Jadi, apakah kita butuh makhluk geje, mesum, plus baik hati yang bertentakel kuning buat bikin kelas kita jadi kompak?
Yak, sapa mau cosplay jadi Korosensei? //no
Menurutku, kelas 3-E itu bisa jadi kompak karena mereka punya satu tujuan yang sama, yaitu ngebunuh Korosensei. Disamping itu, cara ngebunuh makhluk aneh bertentakel kuning itu bisa dilakukan kalau mereka kerja sama. Nah, disitu letak permasalahannya. Kelas 3-E jadi kompak gara-gara mereka kerja sama satu kelas buat ngerencanain pembunuhan si guru bertentakel itu.
Oke, kalimat itu agakan gimana gitu ya //plak
Dan, lanjut, karena ini rencana pembunuhan, mereka harus bisa meng-eksplor sumber daya manusia yang ada di kelas itu.

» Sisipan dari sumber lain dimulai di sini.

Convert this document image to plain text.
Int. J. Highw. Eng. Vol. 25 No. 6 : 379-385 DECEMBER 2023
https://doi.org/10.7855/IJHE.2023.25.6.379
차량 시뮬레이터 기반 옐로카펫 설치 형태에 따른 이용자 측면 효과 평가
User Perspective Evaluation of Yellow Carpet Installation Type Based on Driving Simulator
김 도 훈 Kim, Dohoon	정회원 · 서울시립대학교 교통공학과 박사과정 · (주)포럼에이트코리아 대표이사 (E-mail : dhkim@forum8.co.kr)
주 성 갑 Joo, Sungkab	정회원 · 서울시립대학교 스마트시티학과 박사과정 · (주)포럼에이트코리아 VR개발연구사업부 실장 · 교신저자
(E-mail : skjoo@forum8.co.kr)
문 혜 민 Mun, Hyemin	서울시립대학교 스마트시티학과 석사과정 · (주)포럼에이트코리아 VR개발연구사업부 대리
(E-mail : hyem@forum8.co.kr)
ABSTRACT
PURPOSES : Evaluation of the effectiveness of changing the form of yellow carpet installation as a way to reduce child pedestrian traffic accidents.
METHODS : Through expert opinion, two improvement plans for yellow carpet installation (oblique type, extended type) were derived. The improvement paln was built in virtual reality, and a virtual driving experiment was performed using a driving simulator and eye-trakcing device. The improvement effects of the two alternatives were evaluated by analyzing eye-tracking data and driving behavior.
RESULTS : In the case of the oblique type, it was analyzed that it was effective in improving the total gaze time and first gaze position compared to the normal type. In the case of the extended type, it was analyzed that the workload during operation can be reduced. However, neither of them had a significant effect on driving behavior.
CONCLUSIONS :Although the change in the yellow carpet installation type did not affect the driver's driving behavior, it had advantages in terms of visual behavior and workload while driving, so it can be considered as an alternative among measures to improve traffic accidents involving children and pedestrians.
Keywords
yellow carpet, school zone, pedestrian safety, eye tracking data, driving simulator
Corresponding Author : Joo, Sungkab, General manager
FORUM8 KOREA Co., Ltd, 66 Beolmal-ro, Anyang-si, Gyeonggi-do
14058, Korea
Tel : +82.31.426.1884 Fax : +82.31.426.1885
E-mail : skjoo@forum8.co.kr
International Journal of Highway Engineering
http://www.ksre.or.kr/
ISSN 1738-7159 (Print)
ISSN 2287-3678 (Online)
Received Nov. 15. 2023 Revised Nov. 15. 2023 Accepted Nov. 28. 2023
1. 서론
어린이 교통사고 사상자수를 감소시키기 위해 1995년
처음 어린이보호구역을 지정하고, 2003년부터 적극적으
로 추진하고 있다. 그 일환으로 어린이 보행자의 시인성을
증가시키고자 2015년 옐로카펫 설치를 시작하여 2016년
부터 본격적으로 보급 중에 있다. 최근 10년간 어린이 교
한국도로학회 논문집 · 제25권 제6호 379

Intinya mereka jadi harus megenal satu sama lain dan ngerti potensi yang ada di satu sama lain. Contohnya si Itona. Sebenarnya dia anak geje nyebelin yang tiba-tiba muncul nyerang Korosensei pake tentakel punya dia sendiri. Tapi setelah tentakelnya ngilang, dan anak kelas 3-E baik-baik ke dia, ternyata si Itona guna juga 'kan? Dia pinter ngutek-ngutek alat elektronik gitu, jadi bisa bantuin temennya ngintip celana dalam cewek. NO. Jadi bisa bantuin temennya keluar dari penjara waktu kena trap di chapter 108.
Dan, kayaknya, si Itona bisa lepas dari tentakelnya gara-gara anak kelas 3-E nyelametin dia nggak sih? Jadi, peran penting dalam membuat kekompakan kelas kalau mengacu pada kelas 3-E yaitu ... Jangan dendam, jadilah anak yang pemaaf, jangan terlalu kebakar emosi! Nah.

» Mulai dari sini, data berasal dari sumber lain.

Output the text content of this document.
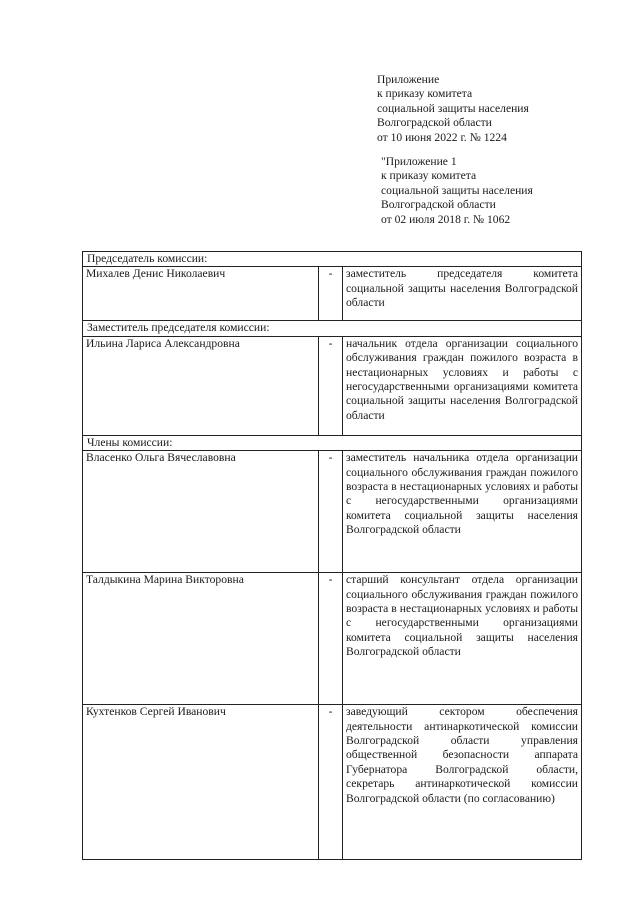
Приложение
к приказу комитета
социальной защиты населения
Волгоградской области
от 10 июня 2022 г. № 1224
"Приложение 1
к приказу комитета
социальной защиты населения
Волгоградской области
от 02 июля 2018 г. № 1062
Председатель комиссии:		
Михалев Денис Николаевич	-	заместитель председателя комитета социальной защиты населения Волгоградской области
Заместитель председателя комиссии:		
Ильина Лариса Александровна	-	начальник отдела организации социального обслуживания граждан пожилого возраста в нестационарных условиях и работы с негосударственными организациями комитета социальной защиты населения Волгоградской области
Члены комиссии:		
Власенко Ольга Вячеславовна	-	заместитель начальника отдела организации социального обслуживания граждан пожилого возраста в нестационарных условиях и работы с негосударственными организациями комитета социальной защиты населения Волгоградской области
Талдыкина Марина Викторовна	-	старший консультант отдела организации социального обслуживания граждан пожилого возраста в нестационарных условиях и работы с негосударственными организациями комитета социальной защиты населения Волгоградской области
Кухтенков Сергей Иванович	-	заведующий сектором обеспечения деятельности антинаркотической комиссии Волгоградской области управления общественной безопасности аппарата Губернатора Волгоградской области, секретарь антинаркотической комиссии Волгоградской области (по согласованию)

Bisa dilihat di sepanjang chapter... Setiap kali ada karakter nyebelin baru yang masuk jadi penghuni kelas 3-E (jadi anak kelas itu maksudnya) anak kelas yang lama bakalan sebel pada awalnya. Terus ntar si Korosensei nyadarin bahwa ada sesuatu yang bikin anak itu berkelakuan nyebelin gitu, dan anak kelas 3-E bakalan "Oh, makanya dia berkelakuan gitu ya?" dan mereka bakalan berusaha buat menyadarkan si anak nyebelin itu biar nggak nyebelin, dan ending-endingnya si anak nyebelin itu bisa jadi kekuatan tersendiri bagi mereka buat nyempurnain rencana ngebunuh Korosensei.
That's the point, kalau ada satu anak nyebelin di kelas, kita kudu tahu kenapa mereka kok bisa nyebelin, dan menemukan solusinya BERSAMA-SAMA. Bukannya malah pakai cara endless nyindir. //sorry not sorry
Oke. Stop. Sampai sini kayaknya sudah amat sangat menggurui. Maafkan saya. Tapi curcolan ini masih berlanjut.

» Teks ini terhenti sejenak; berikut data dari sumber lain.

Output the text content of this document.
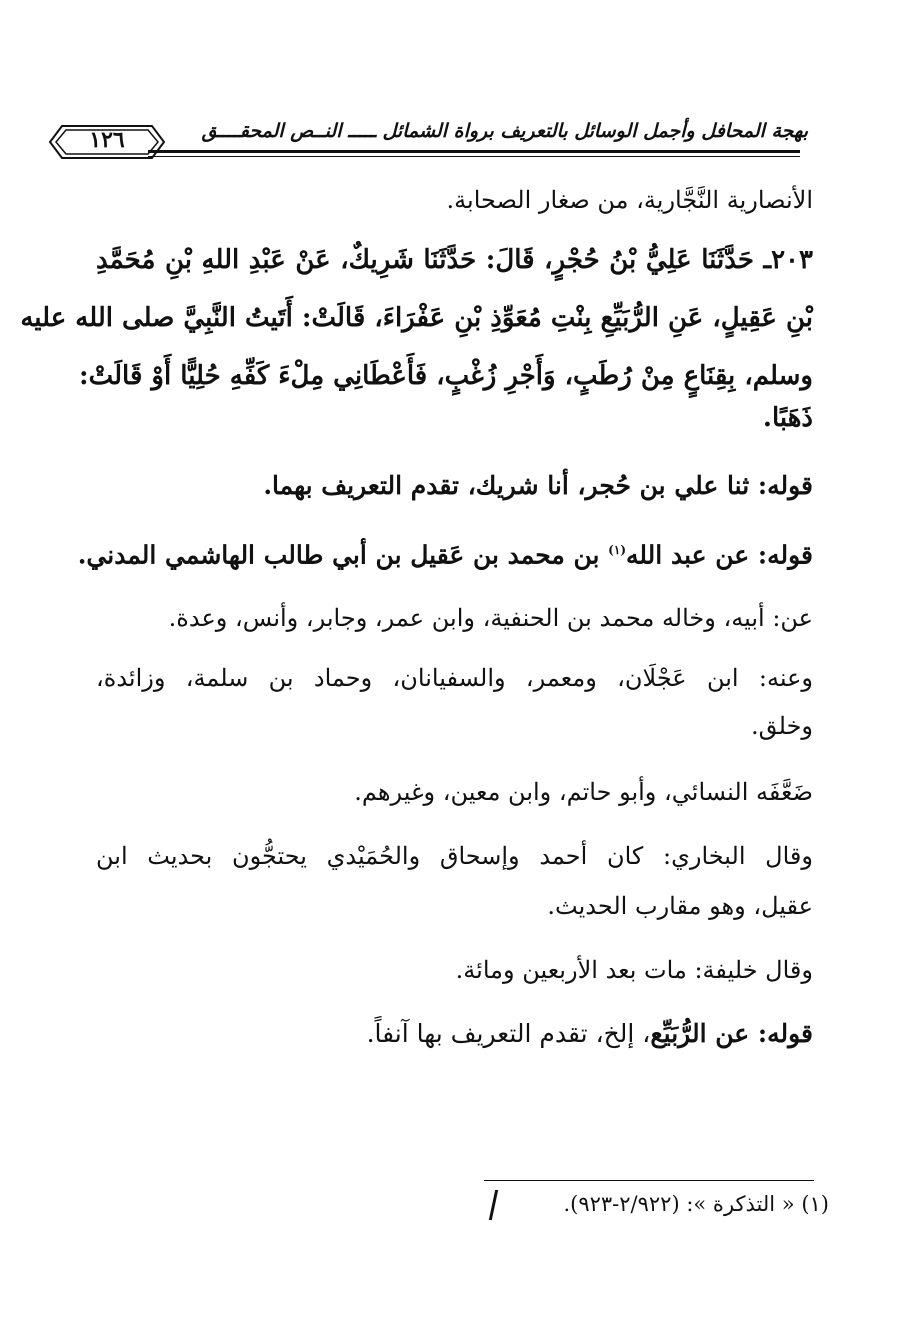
١٢٦	بهجة المحافل وأجمل الوسائل بالتعريف برواة الشمائل ـــــ النــص المحقــــق
الأنصارية النَّجَّارية، من صغار الصحابة.
٢٠٣ـ حَدَّثَنَا عَلِيُّ بْنُ حُجْرٍ، قَالَ: حَدَّثَنَا شَرِيكٌ، عَنْ عَبْدِ اللهِ بْنِ مُحَمَّدِ
بْنِ عَقِيلٍ، عَنِ الرُّبَيِّعِ بِنْتِ مُعَوِّذِ بْنِ عَفْرَاءَ، قَالَتْ: أَتَيتُ النَّبِيَّ صلى الله عليه
وسلم، بِقِنَاعٍ مِنْ رُطَبٍ، وَأَجْرِ زُغْبٍ، فَأَعْطَانِي مِلْءَ كَفِّهِ حُلِيًّا أَوْ قَالَتْ:
ذَهَبًا.
قوله: ثنا علي بن حُجر، أنا شريك، تقدم التعريف بهما.
قوله: عن عبد الله$^{(١)}$ بن محمد بن عَقيل بن أبي طالب الهاشمي المدني.
عن: أبيه، وخاله محمد بن الحنفية، وابن عمر، وجابر، وأنس، وعدة.
وعنه: ابن عَجْلَان، ومعمر، والسفيانان، وحماد بن سلمة، وزائدة،
وخلق.
ضَعَّفَه النسائي، وأبو حاتم، وابن معين، وغيرهم.
وقال البخاري: كان أحمد وإسحاق والحُمَيْدي يحتجُّون بحديث ابن
عقيل، وهو مقارب الحديث.
وقال خليفة: مات بعد الأربعين ومائة.
قوله: عن الرُّبَيِّع، إلخ، تقدم التعريف بها آنفاً.
(١) « التذكرة »: (٢/٩٢٢-٩٢٣).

Sepanjang aku baca ansatsu ini (di lepi, dengan mata terpancar radiasi desktop selama berjam-jam uhuhu) aku beneran ngiri sama kondisi kelasnya. Bukan ruang kelasnya sih. Bobrok gitu -3- //eh
Tapi sama isi kelasnya. Kelas 3-E itu isinya komplit, ada yang tukang onar, ada yang pinter banget, ada yang diem, ada yang biasa aja... pokok lengkap lah. Yang bikin aku seneng itu mereka bisa bikin keragaman itu jadi suatu kekuatan. Yah, meskipun disini kekuatan membunuh gurunya, sih. Dan mereka ber... ber berapa itu satu kelas? Pokok, mereka semua itu saling percaya satu sama lain, yang endingnya bikin mereka betah di kelas itu dan nggak mau pindah ke kelas lain yang lebih baik.
Yah, sekali lagi saya ketikkan, kehidupan perfect itu cuma ada di fiksi.
To be honest, I never felt that same feeling in my class. Is it just me, or, when the rumor that our soon third grade's classmate will be re-mixed announced, I didn't feel like "Oh, what?? But I don't want that!". I just accepted the news easily and "Oh, really? It's okay then,". I'm not sorry.
That's why, baca Ansatsu ini benar-benar menyenangkan.
Yah, disamping aku baca karena NagisaxKarma sih.
Dan, OH, ada satu hal yang kurang di kelasku di sekolah. KITA NGGAK PERNAH DAPET GURU YANG NGERTI KITA KAYAK KOROSENSEI.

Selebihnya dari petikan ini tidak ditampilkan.